On y voit le cheminement parallèle de la masse monétaire (au sens M3, c’est-à-dire une définition assez large, comprenant les comptes à terme et les titres financiers de court terme) et des réserves détenues par les banques de la zone euro auprès de la BCE.

Normalement, les deux courbes vont de pair. Toute offre de monnaie par les banques au secteur non-bancaire oblige les banques à garder des réserves auprès de la banque centrale. Le lien est loin d’être mécanique, mais le job de la banque centrale en temps normal est précisément de contrôler l’offre de monnaie par action sur ces réserves (via les taux d’intérêt).

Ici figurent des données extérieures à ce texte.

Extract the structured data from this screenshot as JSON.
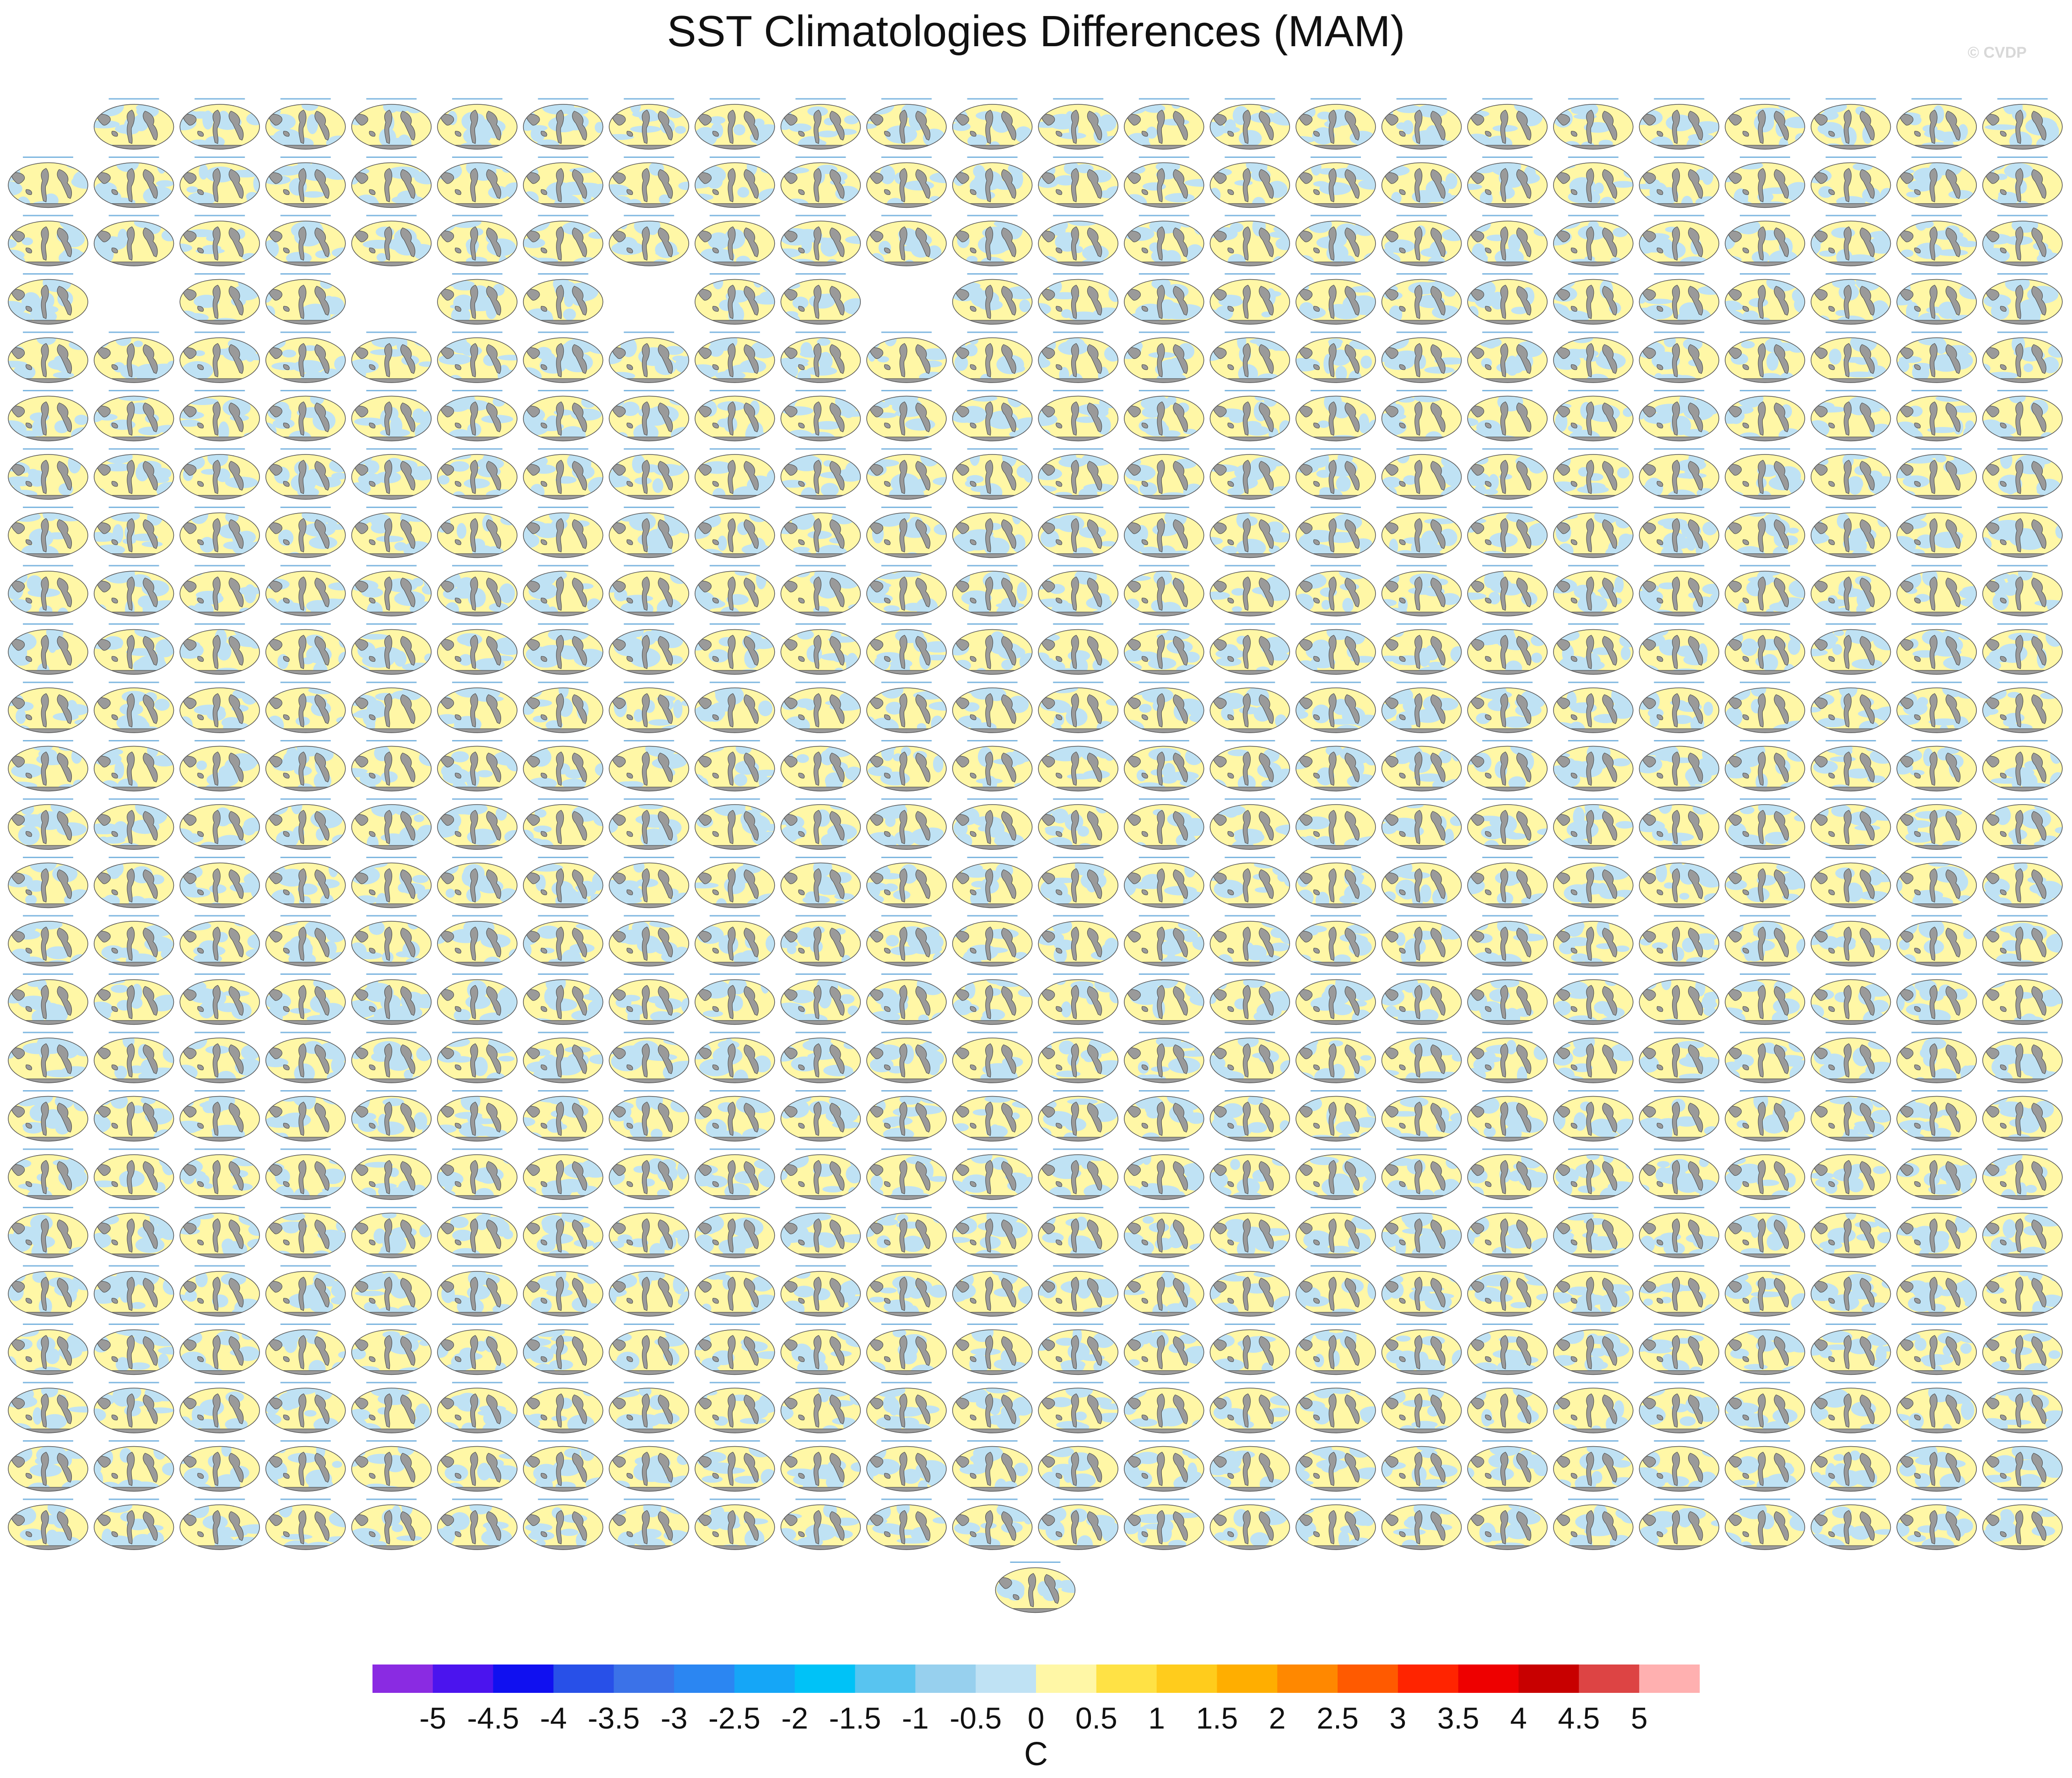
{
  "title": "SST Climatologies Differences (MAM)",
  "watermark": "© CVDP",
  "colorbar": {
    "units": "C",
    "tick_labels": [
      "-5",
      "-4.5",
      "-4",
      "-3.5",
      "-3",
      "-2.5",
      "-2",
      "-1.5",
      "-1",
      "-0.5",
      "0",
      "0.5",
      "1",
      "1.5",
      "2",
      "2.5",
      "3",
      "3.5",
      "4",
      "4.5",
      "5"
    ],
    "colors": [
      "#8a2be2",
      "#4b14ee",
      "#1010f0",
      "#2850e8",
      "#3b72e8",
      "#2b86f2",
      "#15a6f7",
      "#00c2f7",
      "#58c4f0",
      "#97d0ee",
      "#bfe2f4",
      "#fff7a6",
      "#ffe245",
      "#ffcc1c",
      "#ffae00",
      "#ff8800",
      "#ff5a00",
      "#ff2400",
      "#ee0000",
      "#c80000",
      "#dd4444",
      "#ffb0b0"
    ]
  },
  "chart_data": {
    "type": "heatmap",
    "description_panels": "Grid of global map panels of SST climatology differences",
    "panel_rows": 25,
    "panel_cols": 24,
    "missing_panels_row1": [
      1
    ],
    "missing_panels_row4": [
      2,
      5,
      8,
      11
    ],
    "extra_bottom_panels": 1,
    "color_scale_min": -5,
    "color_scale_max": 5,
    "units": "C"
  }
}
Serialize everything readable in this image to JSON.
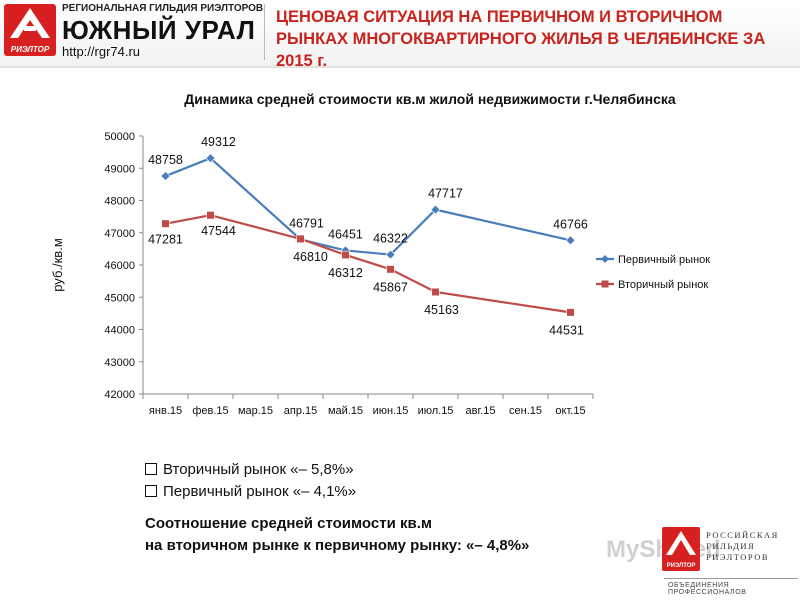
{
  "header": {
    "logo_text": "РИЭЛТОР",
    "guild_line": "РЕГИОНАЛЬНАЯ ГИЛЬДИЯ РИЭЛТОРОВ",
    "region_name": "ЮЖНЫЙ УРАЛ",
    "url": "http://rgr74.ru",
    "title": "ЦЕНОВАЯ СИТУАЦИЯ НА ПЕРВИЧНОМ И ВТОРИЧНОМ РЫНКАХ МНОГОКВАРТИРНОГО ЖИЛЬЯ  В  ЧЕЛЯБИНСКЕ ЗА 2015 г."
  },
  "chart_data": {
    "type": "line",
    "title": "Динамика средней стоимости кв.м жилой недвижимости г.Челябинска",
    "ylabel": "руб./кв.м",
    "xlabel": "",
    "categories": [
      "янв.15",
      "фев.15",
      "мар.15",
      "апр.15",
      "май.15",
      "июн.15",
      "июл.15",
      "авг.15",
      "сен.15",
      "окт.15"
    ],
    "ylim": [
      42000,
      50000
    ],
    "yticks": [
      42000,
      43000,
      44000,
      45000,
      46000,
      47000,
      48000,
      49000,
      50000
    ],
    "grid": false,
    "legend_position": "right",
    "series": [
      {
        "name": "Первичный рынок",
        "color": "#4a7ebb",
        "marker": "diamond",
        "points": [
          [
            0,
            48758
          ],
          [
            1,
            49312
          ],
          [
            3,
            46791
          ],
          [
            4,
            46451
          ],
          [
            5,
            46322
          ],
          [
            6,
            47717
          ],
          [
            9,
            46766
          ]
        ]
      },
      {
        "name": "Вторичный рынок",
        "color": "#be4b48",
        "marker": "square",
        "points": [
          [
            0,
            47281
          ],
          [
            1,
            47544
          ],
          [
            3,
            46810
          ],
          [
            4,
            46312
          ],
          [
            5,
            45867
          ],
          [
            6,
            45163
          ],
          [
            9,
            44531
          ]
        ]
      }
    ]
  },
  "notes": [
    "Вторичный рынок «– 5,8%»",
    "Первичный рынок «– 4,1%»"
  ],
  "summary": {
    "line1": "Соотношение средней стоимости кв.м",
    "line2": "на вторичном рынке к первичному рынку: «– 4,8%»"
  },
  "footer_logo": {
    "logo_text": "РИЭЛТОР",
    "name_line1": "РОССИЙСКАЯ",
    "name_line2": "ГИЛЬДИЯ",
    "name_line3": "РИЭЛТОРОВ",
    "sub": "ОБЪЕДИНЕНИЯ ПРОФЕССИОНАЛОВ"
  },
  "watermark": "MyShared"
}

C’est ce que montre le graphique en gros jusqu’à la fin 2008, début de la crise financière.

 

À partir de là, on note trois énormes bosses dans la courbe des réserves qui font exploser le ratio masse monétaire au sens M3 sur réserves :

  • Dès la fin 2008, avec l’ouverture pleine du guichet de la BCE pour compenser, dans la liquidité des banques, l’effondrement du marché interbancaire. La bosse s’est résorbée quand la BCE, en 2011, sous l’impulsion de Trichet, a tenté de reprendre les rênes, en accroissant les taux d’intérêt.
  • Ce fut un mauvais calcul, l’activité économique s’étouffant à nouveau. Draghi, successeur de Trichet, est passé à une politique beaucoup plus volontariste en lançant le programme des refinancements à trois ans (Very Long Term Refinancing Operation) d’actifs détenus par les banques de la zone euro. D’où la seconde bosse. Ce n’est pas pour autant que ces réserves supplémentaires à disposition des banques ont été converties en crédit au secteur non bancaire. Au fil du temps, des facilités de crédit ont été remboursées par les banques et la bosse s’est résorbée.
  • Troisième bosse, le programme dit de quantitative easing est lancé, par lequel la BCE s’est mise à racheter des titres de dette souveraine (c’est-à-dire les obligations des États de la zone) sur le marché. Ici, on ne voit que le décollage, mais du type fusée, de la bosse, bien loin encore d’une inflexion, ceci à fin 2016.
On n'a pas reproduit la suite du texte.